Essonne : Plusieurs policiers victimes d'une attaque au cocktail molotov à Viry-Châtillon

Publié le 9 Octobre 2016

Samedi après-midi vers 15 heures, deux véhicules de police ont été la cible de cocktail Molotov, dans un carrefour de la cité de la Grande-Borne à Viry-Châtillon (Essone). En tout, quatre policiers ont été blessés.

Ce sont des individus cagoulés qui ont d'abord brisé les vitres des voitures avant d'y jeter les cocktails. Les policiers étaient venus surveiller une caméra de vidéo-surveillance victime de plusieurs attaques. Cette caméra avait été installée par la municipalité au carrefour dit du Fournil en raison de nombreuses agressions d'automobilistes, vols à la portière et trafics de drogue.

"Notre adjoint de sécurité est entre la vie et la mort. Il a été placé dans un coma artificiel dans un état jugé très très sérieux", selon Claude Carillo, secrétaire départemental du syndicat de police Alliance 91.
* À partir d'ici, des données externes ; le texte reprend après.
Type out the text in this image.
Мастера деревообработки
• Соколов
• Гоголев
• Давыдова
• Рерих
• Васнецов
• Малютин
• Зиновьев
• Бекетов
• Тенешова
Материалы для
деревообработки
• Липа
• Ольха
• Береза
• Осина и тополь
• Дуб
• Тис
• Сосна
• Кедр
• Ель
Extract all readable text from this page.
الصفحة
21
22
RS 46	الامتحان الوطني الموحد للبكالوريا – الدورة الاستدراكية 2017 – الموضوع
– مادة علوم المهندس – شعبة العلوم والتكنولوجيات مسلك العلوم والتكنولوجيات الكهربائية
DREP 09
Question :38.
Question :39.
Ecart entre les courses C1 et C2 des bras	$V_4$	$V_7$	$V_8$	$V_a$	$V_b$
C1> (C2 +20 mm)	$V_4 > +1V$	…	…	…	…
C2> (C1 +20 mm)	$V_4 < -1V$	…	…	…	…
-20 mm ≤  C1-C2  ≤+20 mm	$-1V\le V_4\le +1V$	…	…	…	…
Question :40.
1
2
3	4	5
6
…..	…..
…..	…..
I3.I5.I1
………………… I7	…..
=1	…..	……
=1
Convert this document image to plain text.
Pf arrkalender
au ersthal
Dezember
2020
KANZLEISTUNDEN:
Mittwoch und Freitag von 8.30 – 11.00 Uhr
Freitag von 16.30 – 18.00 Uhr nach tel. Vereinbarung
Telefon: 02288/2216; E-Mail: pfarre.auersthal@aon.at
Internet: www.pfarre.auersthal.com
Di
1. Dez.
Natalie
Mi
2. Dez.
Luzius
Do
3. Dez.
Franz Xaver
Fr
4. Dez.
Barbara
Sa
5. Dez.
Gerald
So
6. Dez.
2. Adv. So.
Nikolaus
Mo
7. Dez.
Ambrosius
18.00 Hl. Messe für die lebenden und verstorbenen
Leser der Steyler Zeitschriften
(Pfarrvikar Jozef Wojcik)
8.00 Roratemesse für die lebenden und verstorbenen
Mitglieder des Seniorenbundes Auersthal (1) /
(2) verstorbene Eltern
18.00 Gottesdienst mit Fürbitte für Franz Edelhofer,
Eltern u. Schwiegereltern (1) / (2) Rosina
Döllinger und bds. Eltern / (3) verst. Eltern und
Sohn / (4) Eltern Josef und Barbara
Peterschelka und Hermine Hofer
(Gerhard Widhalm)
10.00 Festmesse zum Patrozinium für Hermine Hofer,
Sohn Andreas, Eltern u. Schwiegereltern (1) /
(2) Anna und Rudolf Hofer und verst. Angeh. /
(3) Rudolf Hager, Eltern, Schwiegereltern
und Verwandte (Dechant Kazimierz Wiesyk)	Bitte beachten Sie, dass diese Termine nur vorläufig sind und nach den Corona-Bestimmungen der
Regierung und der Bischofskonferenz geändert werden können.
"On a notre jeune collègue qui a été durement touché au visage, aux mains et aux poumons. Son état est très très préoccupant, il a été placé en coma artificiel, et les 48 heures qui viennent seront très importantes pour pouvoir s'exprimer sur le pronostic vital, mais il lutte vraiment pour la vie", a expliqué Claude Carillo dimanche matin.

L'adjoint de sécurité de 28 ans a été brûlé très grièvement au visage, au torse et aux mains. "Il est brûlé sur 30% de la superficie de son corps, aux mains et au visage", a indiqué une source judiciaire.

L'état de santé de la policière âgée de 39 ans, qui l'accompagnait dans la voiture prise d'assaut par une quinzaine d'individus, elle aussi sérieusement brûlée au visage et au torse, est "toujours hospitalisée", mais son état est "plus rassurant", confirme la même source.

Les deux autres agents, une femme de 28 ans et un homme de 38 ans appelés en renfort, "sont sortis de l'hôpital" de Longjumeau (Essonne) samedi soir, ils sont tous les deux extrêmement choqués", selon des sources policières.

De nombreux policiers, armés de lanceurs de grenades lacrymogènes et de boucliers, ont été envoyés sur place. À ce stade, aucune interpellation n'a été opérée.

De nombreux politiques ont réagi dès samedi soir pour condamner cet acte. Le président François Hollande l'a qualifié d'"inqualifiable" et "intolérable". Le maire de Viry-Châtillon, Jean-Marie Vilain, dénonce un "assassinat". Le directeur général de la police nationale, Jean-Marc Falcone, qui s'est rendu sur place s'est dit "scandalisé".De son côté, le ministre de l'Intérieur, Bernard Cazeneuve, a condamné "des actes d'une extrême gravité".

"Les auteurs de ces attaques seront poursuivis sans relâche et traduits en justice. Au moment où les forces de l'ordre répondent avec courage aux menaces auxquelles notre pays est confronté, des actes aussi intolérables appellent des sanctions exemplaires", a également assuré le Premier ministre, Manuel Valls, dans un communiqué.

Sur Europe 1 et iTélé dimanche matin, le ministre de la Justice Jean-Jacques Urvoas a souligné que "quand on attaque des fonctionnaires qui portent un uniforme, c'est l'État qu'on attaque". "Il y a, à l'évidence, intention de porter atteinte aux policiers et à la vie", a-t-il poursuivi. Il a assuré que "des sanctions seront prononcées" et appelé "aux investigations nécessaires". Le parquet a ouvert une enquête pour tentative d'homicide.

Réagissant aux nombreuses réactions politiques en soutien aux policiers, Claude Carillo a demandé "des actes, et plus des paroles. Les indignations des uns et des autres, c'est bien, mais concrètement on demande 300 effectifs supplémentaires sur le département. Ce n'est pas du luxe, car pour l'instant on est dans l'insécurité totale pour les policiers."